The Silk Road as a metaphor for Europe-Asia relations

The Silk Road has spread since the concept of «Seidenstrassen» or «Silk Roads» was coined by German geologist Baron Ferdinand von Richthofen in 1877. Ever since the «Silk Road» has been used as a metaphor for cultural interchange between Europe and Asia. Though largely trade-based, the Silk Road was a vehicle for all sorts of creative and cultural exchanges between widely diverse peoples and cultures. 


When he formulated the idea of the Silk Road, Richthofen saw it as a source of cultural creativity in its own right. Thus, countries from Asia to Europe could claim their own place in a cross-national, multi-cultural stream of goods and new ideas represented by this historic road. Connecting with the peoples and cultures around them and participating in nations’ trade is better than withdrawing from that flow. In reclaiming the Silk Road legacy, Asia and Europe may once again be able to play an essential role in the world community’s cultural and economic life.

Can we make European and Asian values such as «freedom» and “PingAn (平安)”compatible?

If, as S. Huntington argued, most of the difficulties in building bridges of trust stem from cultural differences, we should start with the most difficult but most important, with the values that cross any cultural manifestation and that in the case of Europe and Asia, appear more distant: Western freedom and Asian “Ping An” (平安).
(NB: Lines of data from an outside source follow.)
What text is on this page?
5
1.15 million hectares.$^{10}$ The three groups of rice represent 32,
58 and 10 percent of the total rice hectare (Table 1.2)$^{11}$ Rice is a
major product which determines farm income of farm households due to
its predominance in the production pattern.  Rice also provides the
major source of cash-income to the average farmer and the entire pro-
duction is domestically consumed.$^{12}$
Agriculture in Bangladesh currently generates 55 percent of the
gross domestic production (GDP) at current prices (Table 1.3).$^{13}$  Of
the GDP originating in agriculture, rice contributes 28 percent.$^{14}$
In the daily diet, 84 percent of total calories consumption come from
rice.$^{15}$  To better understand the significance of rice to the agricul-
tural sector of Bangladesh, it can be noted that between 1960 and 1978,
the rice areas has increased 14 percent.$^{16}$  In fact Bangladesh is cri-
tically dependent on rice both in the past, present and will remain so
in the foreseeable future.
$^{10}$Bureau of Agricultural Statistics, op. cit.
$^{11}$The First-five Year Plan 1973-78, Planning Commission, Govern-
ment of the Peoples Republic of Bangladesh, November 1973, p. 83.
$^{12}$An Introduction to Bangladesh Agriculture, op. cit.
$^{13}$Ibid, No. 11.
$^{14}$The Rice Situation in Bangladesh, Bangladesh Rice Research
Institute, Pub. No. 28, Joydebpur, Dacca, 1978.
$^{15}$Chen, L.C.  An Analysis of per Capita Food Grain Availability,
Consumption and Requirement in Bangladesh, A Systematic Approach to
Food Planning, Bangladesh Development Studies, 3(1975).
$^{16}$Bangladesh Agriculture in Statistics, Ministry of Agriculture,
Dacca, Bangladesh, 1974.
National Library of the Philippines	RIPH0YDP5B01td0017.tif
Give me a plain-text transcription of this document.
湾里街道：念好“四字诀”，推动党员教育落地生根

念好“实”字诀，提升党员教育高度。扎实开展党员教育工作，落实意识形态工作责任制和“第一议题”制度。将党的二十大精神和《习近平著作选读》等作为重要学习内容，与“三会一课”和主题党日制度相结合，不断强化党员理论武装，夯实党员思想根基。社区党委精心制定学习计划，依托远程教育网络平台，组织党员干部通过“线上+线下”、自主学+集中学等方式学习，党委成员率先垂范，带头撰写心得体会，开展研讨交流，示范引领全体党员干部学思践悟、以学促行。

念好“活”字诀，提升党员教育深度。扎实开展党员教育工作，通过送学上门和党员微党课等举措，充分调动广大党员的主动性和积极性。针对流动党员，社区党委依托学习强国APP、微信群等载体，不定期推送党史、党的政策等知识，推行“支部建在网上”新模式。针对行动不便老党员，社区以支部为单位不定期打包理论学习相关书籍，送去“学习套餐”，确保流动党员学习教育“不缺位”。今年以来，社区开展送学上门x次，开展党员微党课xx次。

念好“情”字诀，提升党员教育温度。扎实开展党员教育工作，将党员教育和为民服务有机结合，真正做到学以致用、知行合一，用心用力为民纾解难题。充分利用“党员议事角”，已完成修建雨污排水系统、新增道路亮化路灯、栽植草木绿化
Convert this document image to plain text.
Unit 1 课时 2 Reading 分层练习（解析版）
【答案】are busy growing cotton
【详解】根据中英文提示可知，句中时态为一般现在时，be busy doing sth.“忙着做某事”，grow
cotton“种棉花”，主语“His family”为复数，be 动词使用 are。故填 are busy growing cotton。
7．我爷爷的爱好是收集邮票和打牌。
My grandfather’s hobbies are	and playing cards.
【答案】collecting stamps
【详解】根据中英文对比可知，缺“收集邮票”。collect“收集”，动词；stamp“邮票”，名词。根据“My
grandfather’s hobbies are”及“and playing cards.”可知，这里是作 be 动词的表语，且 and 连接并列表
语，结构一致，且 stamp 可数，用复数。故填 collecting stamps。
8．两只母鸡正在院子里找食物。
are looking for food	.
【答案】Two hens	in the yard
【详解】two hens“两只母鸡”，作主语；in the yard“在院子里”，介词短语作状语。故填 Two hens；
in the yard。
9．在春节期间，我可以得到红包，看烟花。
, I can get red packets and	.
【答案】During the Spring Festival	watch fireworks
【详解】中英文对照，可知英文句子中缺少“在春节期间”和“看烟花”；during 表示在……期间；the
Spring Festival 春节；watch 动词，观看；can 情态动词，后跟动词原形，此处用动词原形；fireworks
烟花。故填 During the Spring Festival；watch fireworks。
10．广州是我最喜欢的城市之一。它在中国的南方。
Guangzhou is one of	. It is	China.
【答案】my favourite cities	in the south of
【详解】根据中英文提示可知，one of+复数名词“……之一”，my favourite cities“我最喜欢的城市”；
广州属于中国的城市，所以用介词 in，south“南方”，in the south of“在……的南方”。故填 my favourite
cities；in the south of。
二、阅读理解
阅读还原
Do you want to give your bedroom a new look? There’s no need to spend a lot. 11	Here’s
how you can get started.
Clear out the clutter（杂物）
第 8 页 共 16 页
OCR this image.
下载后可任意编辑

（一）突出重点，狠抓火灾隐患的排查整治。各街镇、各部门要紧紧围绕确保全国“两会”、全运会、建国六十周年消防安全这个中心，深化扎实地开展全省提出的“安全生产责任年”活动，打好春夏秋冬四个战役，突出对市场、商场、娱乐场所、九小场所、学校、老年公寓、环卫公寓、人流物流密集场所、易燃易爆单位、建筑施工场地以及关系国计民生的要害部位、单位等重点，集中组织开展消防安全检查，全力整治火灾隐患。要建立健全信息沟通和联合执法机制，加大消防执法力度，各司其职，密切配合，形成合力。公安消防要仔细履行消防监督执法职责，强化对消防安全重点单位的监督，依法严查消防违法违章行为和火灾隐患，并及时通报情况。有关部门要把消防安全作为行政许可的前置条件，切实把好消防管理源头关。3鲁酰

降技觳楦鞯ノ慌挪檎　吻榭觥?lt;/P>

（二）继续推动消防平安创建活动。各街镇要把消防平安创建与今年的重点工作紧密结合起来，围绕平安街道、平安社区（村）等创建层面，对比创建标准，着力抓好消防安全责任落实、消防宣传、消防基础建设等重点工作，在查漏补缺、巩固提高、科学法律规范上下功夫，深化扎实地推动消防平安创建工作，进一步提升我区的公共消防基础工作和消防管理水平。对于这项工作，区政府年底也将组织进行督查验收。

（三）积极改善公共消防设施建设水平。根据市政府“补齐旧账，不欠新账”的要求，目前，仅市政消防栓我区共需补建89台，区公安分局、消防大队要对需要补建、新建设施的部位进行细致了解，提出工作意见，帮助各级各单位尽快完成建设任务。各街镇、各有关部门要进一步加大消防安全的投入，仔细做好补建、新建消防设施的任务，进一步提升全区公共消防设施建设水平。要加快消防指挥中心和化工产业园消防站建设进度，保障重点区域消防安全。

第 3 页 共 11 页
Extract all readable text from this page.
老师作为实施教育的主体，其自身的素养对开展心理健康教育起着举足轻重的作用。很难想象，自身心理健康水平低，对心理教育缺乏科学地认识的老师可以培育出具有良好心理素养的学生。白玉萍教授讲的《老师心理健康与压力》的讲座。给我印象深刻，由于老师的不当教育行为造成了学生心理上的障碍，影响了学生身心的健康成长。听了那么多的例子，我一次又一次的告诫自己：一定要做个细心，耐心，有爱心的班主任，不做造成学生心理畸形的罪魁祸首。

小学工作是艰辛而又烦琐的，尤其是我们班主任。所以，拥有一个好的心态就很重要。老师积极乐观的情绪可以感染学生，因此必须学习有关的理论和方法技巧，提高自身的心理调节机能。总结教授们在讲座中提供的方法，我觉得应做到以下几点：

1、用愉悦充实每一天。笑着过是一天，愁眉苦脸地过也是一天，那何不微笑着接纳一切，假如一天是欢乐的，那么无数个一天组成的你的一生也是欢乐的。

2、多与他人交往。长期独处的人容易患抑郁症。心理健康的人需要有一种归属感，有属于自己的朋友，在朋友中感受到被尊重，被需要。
As Keqian Xu explains, «freedom/democracy» is less central to Asians like Ping An (平安) that includes «peace and tranquility of the individual’s mind and body, security of people’s life, harmony and concord and prosperity of family, society, country,…». If the Western assumption of freedom as a «universal» value has deep historical and philosophical origins, so does the Asian categorization of «ping an» as a «universal» value has deep roots in its long and rich historical and cultural background.

Both concepts are deeply rooted in each «civilization», practically embedded in our respective DNA. Therefore, getting to know «the other,» accepting that it cannot be as we would like it to be, seems an excellent way to look for the elements that unite us and not those that separate us. From there, we can build bricks to build a bridge based on pillars such as recognition, respect, and mutual understanding.

Why these travel notes «Journey to the East»? Looking for cultural acceptance interest all of us.

All of us are interested in looking for cultural acceptance. Within the framework of an emerging multipolar world, Europe and Asia are both regions that play an essential role in shaping global politics. Due to the size and significance of their economies and trade scale, both have a substantial stake in the international economic order. They also share a mutual interest in geopolitical and economic stability and sustainable and people-centered growth. 

In the «Journey to the West» travel notes, we would like to offer information, analysis, and opinion on the history, politics, economy, society, and culture of a continent that is all too unfamiliar to us and where the central axis of the 21st-century geopolitics has shifted. We want to examine the nature, evolution, and challenges of diplomacy, economics, politics, culture, and society in Asia and seek to understand the underlying history, culture, and other processes shaping societies, politics, and economies in Asia.

Finally, we will be satisfied if we can portray Asia’s increasingly complex environment and imagine ways of building bridges between Europe and Asia to avoid Huntington’s «greatest threat to world peace» and transition to an approach of mutual understanding and collaboration in a multilateral world whose human, social and economic problems are becoming increasingly complex and that cannot be solved by only one “civilization”.